Re: A lot of kit is "designed" to be thrown away
You remember your Smith, don't you? How about you also remember your Sidgwick and Pigou? Know what they did?
What they did and you're not taking into account is the concept of externalities. In the field of waste recycling, there are several negative externalities. They include the following:
1. Disposal by burial is expensive. We usually end up paying for a lot of it from our taxes, even if we're not the ones burying stuff there. That's just the financial cost. There are others. Let's see them.
2. Burial means there is potentially dangerous stuff in our ground which causes risks to groundwater, which means a more expensive effort needed to protect that, and limits how else we can use the land. Not everything can be done on top of garbage. Now we have less land available for other uses.
3. If we have a demand for a certain amount of the mineral and we're not getting any from recycling, then we're going to mine that amount. We now add all the externalities related to that mining. Some of these minerals are not easy to mine or are mined in countries without environmental regulations which don't bother keeping pollutants in check. That's a large one in itself and there are others we won't list here because we have to stop sometime.
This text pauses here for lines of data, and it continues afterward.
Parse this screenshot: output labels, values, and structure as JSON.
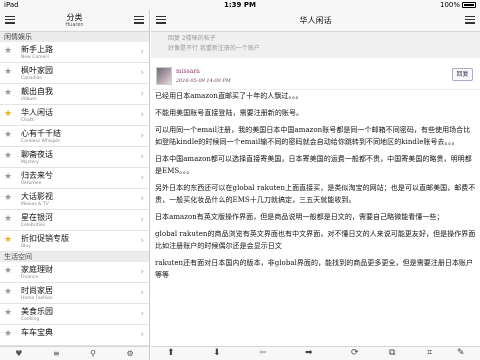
{
  "status": {
    "carrier": "iPad",
    "time": "1:39 PM",
    "battery": "100%"
  },
  "left": {
    "title": "分类",
    "subtitle": "Huaren",
    "sections": [
      {
        "header": "闲情娱乐",
        "items": [
          {
            "name": "新手上路",
            "en": "New Comers",
            "starred": false
          },
          {
            "name": "枫叶家园",
            "en": "Canadian",
            "starred": false
          },
          {
            "name": "靓出自我",
            "en": "iAlbum",
            "starred": false
          },
          {
            "name": "华人闲话",
            "en": "Chats",
            "starred": true
          },
          {
            "name": "心有千千结",
            "en": "Careless Whisper",
            "starred": false
          },
          {
            "name": "聊斋夜话",
            "en": "Mystery",
            "starred": false
          },
          {
            "name": "归去来兮",
            "en": "Returnee",
            "starred": false
          },
          {
            "name": "大话影视",
            "en": "Movies & TV",
            "starred": false
          },
          {
            "name": "星在银河",
            "en": "Celebrities",
            "starred": false
          },
          {
            "name": "折扣促销专版",
            "en": "iBuy",
            "starred": true
          }
        ]
      },
      {
        "header": "生活空间",
        "items": [
          {
            "name": "家庭理财",
            "en": "Finance",
            "starred": false
          },
          {
            "name": "时尚家居",
            "en": "Home Fashion",
            "starred": false
          },
          {
            "name": "美食乐园",
            "en": "Cooking",
            "starred": false
          },
          {
            "name": "车车宝典",
            "en": "",
            "starred": false
          }
        ]
      }
    ],
    "toolbar": {
      "fav": "♥",
      "list": "≡",
      "search": "⚲",
      "settings": "⚙"
    }
  },
  "right": {
    "title": "华人闲话",
    "quote": [
      "回复 2楼咪的帖子",
      "好像是不行 我重新注册的一个账户"
    ],
    "post": {
      "author": "missara",
      "date": "2016-05-09 14:00 PM",
      "reply": "回复",
      "paragraphs": [
        "已经用日本amazon直邮买了十年的人飘过。。。",
        "不能用美国账号直接登陆，需要注册新的账号。",
        "可以用同一个email注册，我的美国日本中国amazon账号都是同一个邮箱不同密码，有些使用场合比如登陆kindle的时候同一个email输不同的密码就会自动给你跳转到不同地区的kindle账号去。。。",
        "日本中国amazon都可以选择直接寄美国，日本寄美国的运费一般都不贵，中国寄美国的略贵，明明都是EMS。。。",
        "另外日本的东西还可以在global rakuten上面直接买，是类似淘宝的网站；也是可以直邮美国，邮费不贵，一般买化妆品什么的EMS十几刀就搞定，三五天就能收到。",
        "日本amazon有英文版操作界面，但是商品说明一般都是日文的，需要自己略微能看懂一些；",
        "global rakuten的商品浏览有英文界面也有中文界面，对不懂日文的人来说可能更友好，但是操作界面比如注册账户的时候偶尔还是会显示日文",
        "rakuten还有面对日本国内的版本，非global界面的，能找到的商品更多更全，但是需要注册日本账户等等"
      ]
    },
    "toolbar": [
      "⬆",
      "⬇",
      "⬅",
      "➡",
      "⟳",
      "⧉",
      "⌗",
      "✎"
    ]
  }
}
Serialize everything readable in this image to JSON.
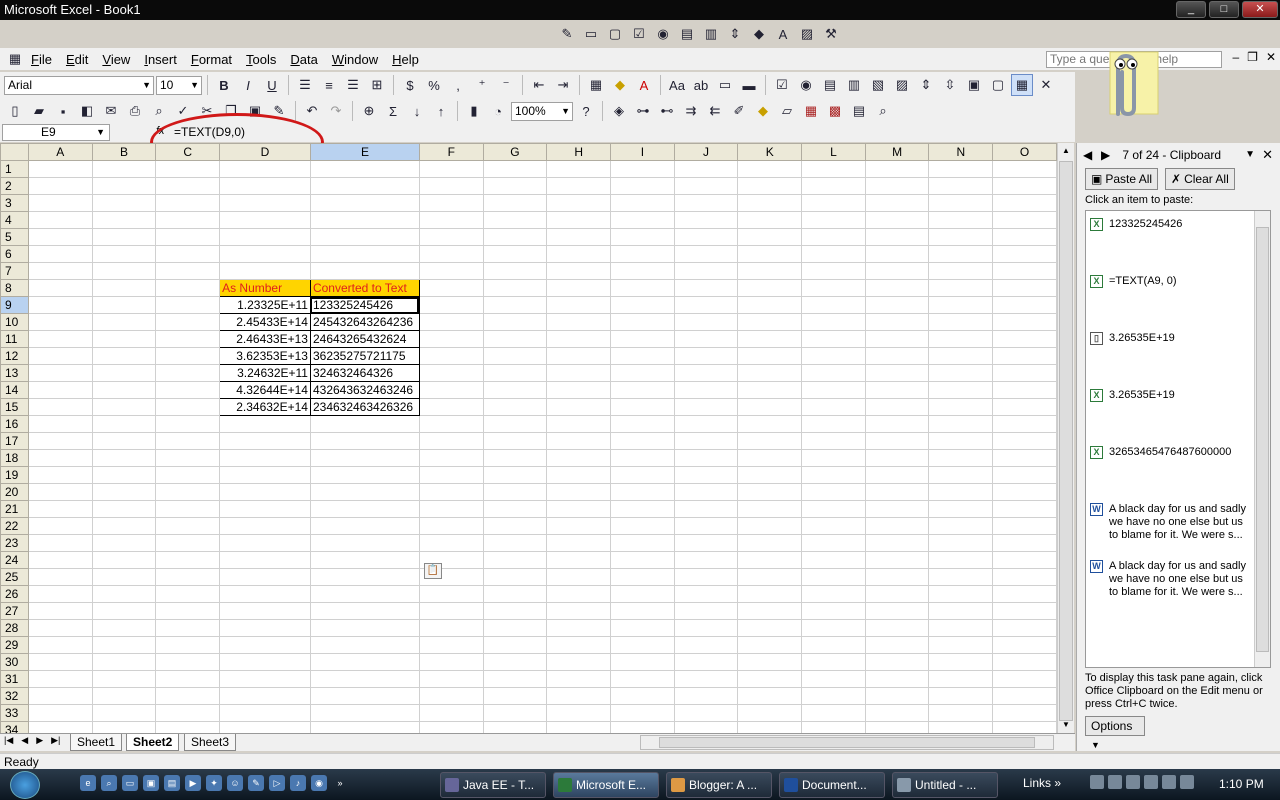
{
  "window": {
    "title": "Microsoft Excel - Book1",
    "min": "_",
    "max": "□",
    "close": "✕"
  },
  "menu": {
    "items": [
      {
        "key": "F",
        "rest": "ile"
      },
      {
        "key": "E",
        "rest": "dit"
      },
      {
        "key": "V",
        "rest": "iew"
      },
      {
        "key": "I",
        "rest": "nsert"
      },
      {
        "key": "F",
        "rest": "ormat"
      },
      {
        "key": "T",
        "rest": "ools"
      },
      {
        "key": "D",
        "rest": "ata"
      },
      {
        "key": "W",
        "rest": "indow"
      },
      {
        "key": "H",
        "rest": "elp"
      }
    ],
    "help_placeholder": "Type a question for help",
    "doc_min": "‒",
    "doc_restore": "❐",
    "doc_close": "✕"
  },
  "format_toolbar": {
    "font": "Arial",
    "size": "10",
    "bold": "B",
    "italic": "I",
    "underline": "U",
    "percent": "%",
    "comma": ","
  },
  "standard_toolbar": {
    "zoom": "100%",
    "sum": "Σ"
  },
  "formula_bar": {
    "name_box": "E9",
    "fx": "fx",
    "formula": "=TEXT(D9,0)"
  },
  "grid": {
    "columns": [
      "A",
      "B",
      "C",
      "D",
      "E",
      "F",
      "G",
      "H",
      "I",
      "J",
      "K",
      "L",
      "M",
      "N",
      "O"
    ],
    "selected_column": "E",
    "row_count": 34,
    "headers": [
      "As Number",
      "Converted to Text"
    ],
    "rows": [
      [
        "1.23325E+11",
        "123325245426"
      ],
      [
        "2.45433E+14",
        "245432643264236"
      ],
      [
        "2.46433E+13",
        "24643265432624"
      ],
      [
        "3.62353E+13",
        "36235275721175"
      ],
      [
        "3.24632E+11",
        "324632464326"
      ],
      [
        "4.32644E+14",
        "432643632463246"
      ],
      [
        "2.34632E+14",
        "234632463426326"
      ]
    ]
  },
  "sheets": {
    "tabs": [
      "Sheet1",
      "Sheet2",
      "Sheet3"
    ],
    "active": "Sheet2"
  },
  "status": {
    "text": "Ready"
  },
  "clipboard": {
    "title": "7 of 24 - Clipboard",
    "paste_all": "Paste All",
    "clear_all": "Clear All",
    "prompt": "Click an item to paste:",
    "items": [
      {
        "text": "123325245426",
        "icon": "excel-icon"
      },
      {
        "text": "=TEXT(A9, 0)",
        "icon": "excel-icon"
      },
      {
        "text": "3.26535E+19",
        "icon": "clipboard-icon"
      },
      {
        "text": "3.26535E+19",
        "icon": "excel-icon"
      },
      {
        "text": "32653465476487600000",
        "icon": "excel-icon"
      },
      {
        "text": "A black day for us and sadly we have no one else but us to blame for it. We were s...",
        "icon": "word-icon"
      },
      {
        "text": "A black day for us and sadly we have no one else but us to blame for it. We were s...",
        "icon": "word-icon"
      }
    ],
    "footer": "To display this task pane again, click Office Clipboard on the Edit menu or press Ctrl+C twice.",
    "options": "Options"
  },
  "taskbar": {
    "tasks": [
      "Java EE - T...",
      "Microsoft E...",
      "Blogger: A ...",
      "Document...",
      "Untitled - ..."
    ],
    "active_task": "Microsoft E...",
    "links": "Links",
    "clock": "1:10 PM"
  }
}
4. Costs of shipping this stuff. You're likely using lithium mined in South America. It's shipped from there to China, made into batteries, and shipped to wherever you are. By recycling lithium in China, you can cut off the South America round trip. If places near you make batteries, you can cut out both trips. If you recycle near you and ship to China, you can ship a lot more lithium since you're not shipping the other stuff, meaning a more efficient ship. That means several things. You pay less for batteries because the shipping is cheaper, and there is less shipping and thus less emitions from those. More externalities reduced.
This is real economics. The invisible hand is fine and all but Smith didn't say that you can do anything you like and it would fix everything. He was quite clear that it did not and that there would be inefficiencies that could not be resolved with market forces alone. He was right.